There are so many paths you can take in the world of science; not every PhD has to lead to a career in teaching and research. Dan Zietlow, NCAR visual media specialist, will describe his journey from geophysicist to science filmmaker. Then he'll take us on an adventure to learn about an NCAR-supported field project (you vote on which one!), get a behind-the-scenes look at what it takes to document them, and answer your questions about his work!

Chasing storms in Argentina

Atmospheric scientists often use computer models to simulate and study the atmosphere, but sometimes we leave the virtual world to observe storms IRL (in real life)! NCAR Advanced Studies Program postdoctoral fellow Annareli Morales will share stories from her field work in Argentina, where she launched weather balloons into thunderstorms.

Eyes on ozone!

Ozone is an invisible gas that can be both helpful and harmful, depending on where in the Earth's atmosphere it's located. But how can we understand and monitor it if we can't see it?! Carl Drews, a software engineer from NCAR's Atmospheric Chemistry Observations and Modeling Lab, will use computer-generated images to take us on an aerial tour to see ozone billowing off the Denver-Boulder area, and fly us through the recent Arctic ozone hole.

What can plants tell us about air pollution?

We all use plants every day in many ways, but NCAR scientist Danica Lombardozzi uses plants to learn what's in the air!
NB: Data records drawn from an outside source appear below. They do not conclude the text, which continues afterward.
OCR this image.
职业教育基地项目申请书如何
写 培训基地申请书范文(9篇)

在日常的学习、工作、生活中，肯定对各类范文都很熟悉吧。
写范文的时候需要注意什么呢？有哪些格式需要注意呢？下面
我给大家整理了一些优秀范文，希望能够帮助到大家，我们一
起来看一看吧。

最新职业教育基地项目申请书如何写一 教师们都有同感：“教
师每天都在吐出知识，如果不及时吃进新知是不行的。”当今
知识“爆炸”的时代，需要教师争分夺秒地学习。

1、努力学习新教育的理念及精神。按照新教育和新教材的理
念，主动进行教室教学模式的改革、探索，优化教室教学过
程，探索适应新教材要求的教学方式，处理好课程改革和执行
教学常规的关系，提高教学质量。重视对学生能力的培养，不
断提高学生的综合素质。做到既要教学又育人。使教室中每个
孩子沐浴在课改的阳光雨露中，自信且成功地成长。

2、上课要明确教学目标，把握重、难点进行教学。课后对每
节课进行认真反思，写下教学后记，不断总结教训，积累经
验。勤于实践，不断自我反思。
Some plants are bioindicators of air pollution, which means that they are sensitive to certain pollutants such as the gas ozone. Danica will tell us about her work at NCAR, including how plants help her understand ozone pollution!

Zooming in on future hurricanes

Hurricanes are one of the most destructive weather phenomena on Earth. Damaging winds, flooding, rains, and storm surge frequently impact our vulnerable coastlines. What can we expect future hurricanes to look like? NCAR scientist James Done runs computer simulations of hurricanes on powerful supercomputers to figure out how bad our weather could get. Join James to discuss how the science is done and what it is telling us.